Hepatitis: Ukrainian refugees should be offered vaccines and free treatment, says WHOBMJ 2022; 377 doi: https://doi.org/10.1136/bmj.o1132 (Published 05 May 2022) Cite this as: BMJ 2022;377:o1132
Governments in Europe should provide free and accessible hepatitis care, as well as vaccinations, to Ukrainian refugees, the World Health Organization has said.1
In a joint statement with the European Association for the Study of the Liver and the European Centre for Disease Prevention and Control, the bodies highlight that hepatitis B virus and hepatitis C virus infections are key public health problems in Ukraine.
As of 10 April 2022, more than 4.5 million people had fled Ukraine, mainly to Hungary, Poland, Romania, Slovakia, and the Republic of Moldova, and from there people have moved to other European countries.
The statement called on European governments to be alert to potential cases, including by informing clinicians and healthcare workers of the need to consider timely testing for suspected cases of hepatitis.
It said hepatitis B vaccinations should be offered to children and adolescents with unknown vaccination status, known delayed, or missing vaccines, as well as to others with risk factors who do not have official records or evidence of immunity.
Hepatitis A vaccinations should be considered according to local guidelines, and close contacts of acute cases of hepatitis A infection should be traced and offered vaccination. If there is an outbreak of hepatitis A, rapid and widespread vaccination should be considered.

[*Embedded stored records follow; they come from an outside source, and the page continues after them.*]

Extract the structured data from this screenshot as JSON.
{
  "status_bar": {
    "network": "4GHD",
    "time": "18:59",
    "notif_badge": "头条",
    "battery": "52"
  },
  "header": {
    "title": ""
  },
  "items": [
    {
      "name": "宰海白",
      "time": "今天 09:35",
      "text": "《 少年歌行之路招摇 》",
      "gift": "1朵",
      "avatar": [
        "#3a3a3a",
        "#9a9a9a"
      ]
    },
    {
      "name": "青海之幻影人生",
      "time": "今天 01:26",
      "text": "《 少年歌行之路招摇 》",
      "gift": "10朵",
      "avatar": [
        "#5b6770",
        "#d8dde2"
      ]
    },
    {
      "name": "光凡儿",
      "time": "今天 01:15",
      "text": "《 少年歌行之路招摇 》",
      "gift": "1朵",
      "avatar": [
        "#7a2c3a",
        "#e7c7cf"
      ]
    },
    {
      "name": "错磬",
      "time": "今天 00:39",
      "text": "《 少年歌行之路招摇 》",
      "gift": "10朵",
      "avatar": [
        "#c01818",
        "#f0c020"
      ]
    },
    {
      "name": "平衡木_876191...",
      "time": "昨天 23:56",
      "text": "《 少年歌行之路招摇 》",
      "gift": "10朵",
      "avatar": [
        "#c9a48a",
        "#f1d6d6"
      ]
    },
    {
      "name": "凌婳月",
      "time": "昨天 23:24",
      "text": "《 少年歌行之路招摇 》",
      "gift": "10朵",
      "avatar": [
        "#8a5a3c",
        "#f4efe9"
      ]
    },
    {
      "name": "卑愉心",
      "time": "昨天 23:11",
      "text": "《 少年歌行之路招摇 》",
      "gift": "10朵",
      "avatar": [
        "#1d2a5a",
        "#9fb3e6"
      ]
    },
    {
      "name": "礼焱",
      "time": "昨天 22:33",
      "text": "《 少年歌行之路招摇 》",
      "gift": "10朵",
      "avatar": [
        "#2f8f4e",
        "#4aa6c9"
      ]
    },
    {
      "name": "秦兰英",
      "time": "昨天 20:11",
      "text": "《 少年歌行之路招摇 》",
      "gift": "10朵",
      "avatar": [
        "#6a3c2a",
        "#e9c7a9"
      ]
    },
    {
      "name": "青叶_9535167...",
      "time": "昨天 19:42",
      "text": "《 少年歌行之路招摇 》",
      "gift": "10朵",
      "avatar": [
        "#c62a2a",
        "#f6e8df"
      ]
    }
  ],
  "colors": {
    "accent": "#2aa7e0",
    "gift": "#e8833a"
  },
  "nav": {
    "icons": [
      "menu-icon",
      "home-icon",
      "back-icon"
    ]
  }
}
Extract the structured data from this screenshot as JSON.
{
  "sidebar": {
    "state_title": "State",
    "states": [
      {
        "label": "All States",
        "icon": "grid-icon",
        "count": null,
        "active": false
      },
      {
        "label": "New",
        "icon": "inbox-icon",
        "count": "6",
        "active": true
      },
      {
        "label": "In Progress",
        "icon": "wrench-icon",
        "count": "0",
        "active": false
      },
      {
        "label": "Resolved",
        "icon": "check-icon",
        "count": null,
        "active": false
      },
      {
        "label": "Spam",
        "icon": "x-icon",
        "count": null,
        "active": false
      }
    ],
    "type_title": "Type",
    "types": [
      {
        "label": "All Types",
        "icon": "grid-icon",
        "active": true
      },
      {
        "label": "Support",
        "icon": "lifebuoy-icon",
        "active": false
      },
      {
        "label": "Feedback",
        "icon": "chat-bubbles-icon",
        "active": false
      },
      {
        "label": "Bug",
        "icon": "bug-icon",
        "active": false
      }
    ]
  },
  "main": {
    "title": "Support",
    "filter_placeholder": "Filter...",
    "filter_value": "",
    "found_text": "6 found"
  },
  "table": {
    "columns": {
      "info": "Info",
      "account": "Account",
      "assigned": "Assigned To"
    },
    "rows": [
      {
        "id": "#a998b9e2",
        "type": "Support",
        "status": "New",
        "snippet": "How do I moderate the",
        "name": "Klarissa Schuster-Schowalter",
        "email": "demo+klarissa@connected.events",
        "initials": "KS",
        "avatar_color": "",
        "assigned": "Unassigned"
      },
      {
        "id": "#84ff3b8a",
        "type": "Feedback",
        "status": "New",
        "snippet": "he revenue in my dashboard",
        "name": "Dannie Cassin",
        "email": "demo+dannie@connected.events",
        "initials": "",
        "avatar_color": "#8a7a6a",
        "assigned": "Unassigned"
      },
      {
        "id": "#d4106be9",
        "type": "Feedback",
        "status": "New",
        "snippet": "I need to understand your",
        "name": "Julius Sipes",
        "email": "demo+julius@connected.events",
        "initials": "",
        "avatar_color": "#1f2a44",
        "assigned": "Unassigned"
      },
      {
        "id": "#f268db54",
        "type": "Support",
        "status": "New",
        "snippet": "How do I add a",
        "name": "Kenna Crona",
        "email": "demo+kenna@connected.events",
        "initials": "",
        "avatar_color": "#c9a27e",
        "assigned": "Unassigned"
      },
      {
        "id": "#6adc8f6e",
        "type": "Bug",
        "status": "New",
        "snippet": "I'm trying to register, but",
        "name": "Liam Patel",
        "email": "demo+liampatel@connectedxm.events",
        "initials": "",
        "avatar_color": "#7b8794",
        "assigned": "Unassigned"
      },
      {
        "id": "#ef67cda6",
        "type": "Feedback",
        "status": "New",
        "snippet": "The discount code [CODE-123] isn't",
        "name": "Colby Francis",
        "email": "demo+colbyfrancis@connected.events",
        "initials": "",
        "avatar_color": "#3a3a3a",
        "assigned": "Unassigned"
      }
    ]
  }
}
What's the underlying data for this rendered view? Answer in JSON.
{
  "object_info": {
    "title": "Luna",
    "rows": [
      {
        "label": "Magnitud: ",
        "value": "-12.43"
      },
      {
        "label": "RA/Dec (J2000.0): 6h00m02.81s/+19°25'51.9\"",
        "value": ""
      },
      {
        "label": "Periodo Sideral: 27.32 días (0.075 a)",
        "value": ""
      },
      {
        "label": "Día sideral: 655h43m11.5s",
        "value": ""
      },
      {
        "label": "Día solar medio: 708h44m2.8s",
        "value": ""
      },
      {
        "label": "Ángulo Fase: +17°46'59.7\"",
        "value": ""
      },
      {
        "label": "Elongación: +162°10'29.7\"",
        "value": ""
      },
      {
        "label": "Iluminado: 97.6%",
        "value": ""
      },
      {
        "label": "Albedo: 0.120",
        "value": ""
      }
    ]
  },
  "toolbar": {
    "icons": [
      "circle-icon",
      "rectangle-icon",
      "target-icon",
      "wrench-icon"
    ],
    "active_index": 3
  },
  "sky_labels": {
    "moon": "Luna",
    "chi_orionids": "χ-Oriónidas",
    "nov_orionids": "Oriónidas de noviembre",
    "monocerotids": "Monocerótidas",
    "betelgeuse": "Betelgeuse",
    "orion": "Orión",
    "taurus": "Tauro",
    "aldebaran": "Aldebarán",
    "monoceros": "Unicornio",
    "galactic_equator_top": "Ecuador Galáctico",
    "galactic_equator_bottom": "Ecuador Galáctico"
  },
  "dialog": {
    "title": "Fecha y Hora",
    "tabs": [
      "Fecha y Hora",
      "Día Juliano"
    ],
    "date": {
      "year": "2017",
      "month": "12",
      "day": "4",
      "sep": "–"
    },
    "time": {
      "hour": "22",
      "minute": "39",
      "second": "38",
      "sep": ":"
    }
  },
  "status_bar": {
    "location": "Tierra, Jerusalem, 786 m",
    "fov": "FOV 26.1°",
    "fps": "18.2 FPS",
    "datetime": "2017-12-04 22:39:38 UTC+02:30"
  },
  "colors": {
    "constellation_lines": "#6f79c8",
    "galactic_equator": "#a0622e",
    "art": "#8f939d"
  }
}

In 2020, the prevalence of hepatitis B surface antigen (HBsAg) was estimated at 1% in adults in Ukraine, while for hepatitis C (HCV-RNA positive) infection it was 3%. Prevalence was higher in men, in older people, among people who inject drugs, and in people living with HIV.
Ukraine’s vaccine coverage is lower than in most EU countries and below the recommended coverage target for elimination. In 2020, 80.9% of infants had received a third dose of the hepatitis B vaccine. There is currently no vaccine for hepatitis C.